Azam Shah’s army fought with considerable determination but was ultimately outgeneralled. Muazzam, who had years of experience in the northwest fighting the Sikhs and managing tribal confederacies, proved the more capable commander on the day, and his forces broke Azam Shah’s army in a defeat that was as complete as it was consequential. Muhammad Azam Shah himself was killed in the battle.
Dalpat Rao Bundela died on the same field. The manner of his death is recorded with unusual specificity in the sources — William Irvine’s Later Mughals and related accounts note that he was struck by a swivel-gun ball that entered beneath his chin and exited through his back, a wound that would have been instantly fatal. His body was subsequently recovered for cremation, in accordance with Hindu practice, an act that his companions evidently made the effort to perform even in the chaos of a lost battle.
The specificity of this account — the exact trajectory of the fatal ball, the recovery of the body — suggests that Dalpat Rao’s death was noted and recorded by contemporaries who considered him significant enough to memorialize in this way. In the larger rout of Azam Shah’s forces, when hundreds or thousands of men were dying, the fact that someone took the trouble to record precisely how Dalpat Rao died is a small but meaningful testimony to the regard in which he was held.
Dalpat Rao Bundela in the History of Gingee Fort: Legacy and Significance
Dalpat Rao’s connection to Gingee Fort is one thread in the extraordinarily complex tapestry of the siege of 1690–1698, one of the most significant events in the fort’s long history. For those interested in Gingee’s past, his story offers several important perspectives.
First, it demonstrates the multi-layered nature of the Mughal war effort at Gingee. The siege was not simply a military operation — it was a political operation conducted simultaneously on multiple fronts, with the Mughal command managing not only the Marathas inside the fort but rival factions within its own army. The watch kept on Prince Kam Baksh was in some ways as important as any artillery battery trained on the fort’s walls, because a defection by an imperial prince to the Marathas would have transformed the political situation in ways that military operations alone could not have reversed.
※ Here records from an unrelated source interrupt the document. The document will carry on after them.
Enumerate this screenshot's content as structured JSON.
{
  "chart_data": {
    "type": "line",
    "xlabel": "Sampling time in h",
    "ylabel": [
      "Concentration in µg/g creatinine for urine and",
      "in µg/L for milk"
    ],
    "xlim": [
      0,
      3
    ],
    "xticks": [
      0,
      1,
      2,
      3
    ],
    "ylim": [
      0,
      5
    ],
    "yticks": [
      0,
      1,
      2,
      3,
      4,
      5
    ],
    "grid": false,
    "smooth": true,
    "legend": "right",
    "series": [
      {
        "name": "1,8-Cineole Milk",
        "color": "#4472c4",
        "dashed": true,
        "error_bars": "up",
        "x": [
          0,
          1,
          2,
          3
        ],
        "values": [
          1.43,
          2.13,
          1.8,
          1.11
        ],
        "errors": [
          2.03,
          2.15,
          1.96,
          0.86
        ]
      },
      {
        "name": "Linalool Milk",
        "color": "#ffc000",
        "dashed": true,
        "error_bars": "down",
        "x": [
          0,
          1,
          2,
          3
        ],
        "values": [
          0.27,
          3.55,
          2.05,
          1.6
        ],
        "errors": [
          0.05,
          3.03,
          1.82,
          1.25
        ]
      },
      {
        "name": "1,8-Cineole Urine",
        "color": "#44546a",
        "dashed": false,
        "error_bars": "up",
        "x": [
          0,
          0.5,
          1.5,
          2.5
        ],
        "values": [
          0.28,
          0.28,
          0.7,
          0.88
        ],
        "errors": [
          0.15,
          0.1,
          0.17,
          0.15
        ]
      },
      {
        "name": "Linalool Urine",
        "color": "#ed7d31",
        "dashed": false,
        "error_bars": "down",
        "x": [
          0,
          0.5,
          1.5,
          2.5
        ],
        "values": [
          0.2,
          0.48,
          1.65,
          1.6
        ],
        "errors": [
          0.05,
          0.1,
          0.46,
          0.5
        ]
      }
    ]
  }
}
Second, Dalpat Rao’s career illustrates the role of Hindu Rajput officers in the late Mughal military. Despite the religious tensions of Aurangzeb’s reign, the empire continued to depend heavily on the military service of Hindu clans, and men like Dalpat Rao found both space and opportunity within the system. His loyalty was to his commander, Zulfikar Khan, and through him to the imperial cause — a loyalty that survived the end of the Gingee siege and continued through the Wagingera campaign to the final battle at Jajau.
Third, his story is a reminder that the history of any great fortress is not only the history of its defenders but also the history of those who besieged it — the men on the other side of the walls who spent years of their lives in the effort to bring it down, who suffered the same diseases and shortages and homesickness as the garrison, and who brought their own ambitions, loyalties, and personal stories to the long drama of the siege.
Dalpat Rao Bundela was one such man — a loyal officer in a difficult campaign, a counterintelligence operative in a politically explosive situation, a field commander in the last of Aurangzeb’s wars, and finally a casualty on the losing side of an imperial succession struggle. His name deserves to be remembered alongside the more celebrated figures of the Gingee siege, as a representative of the many capable, dedicated men whose careers were shaped by this remarkable fortress and its eight-year resistance.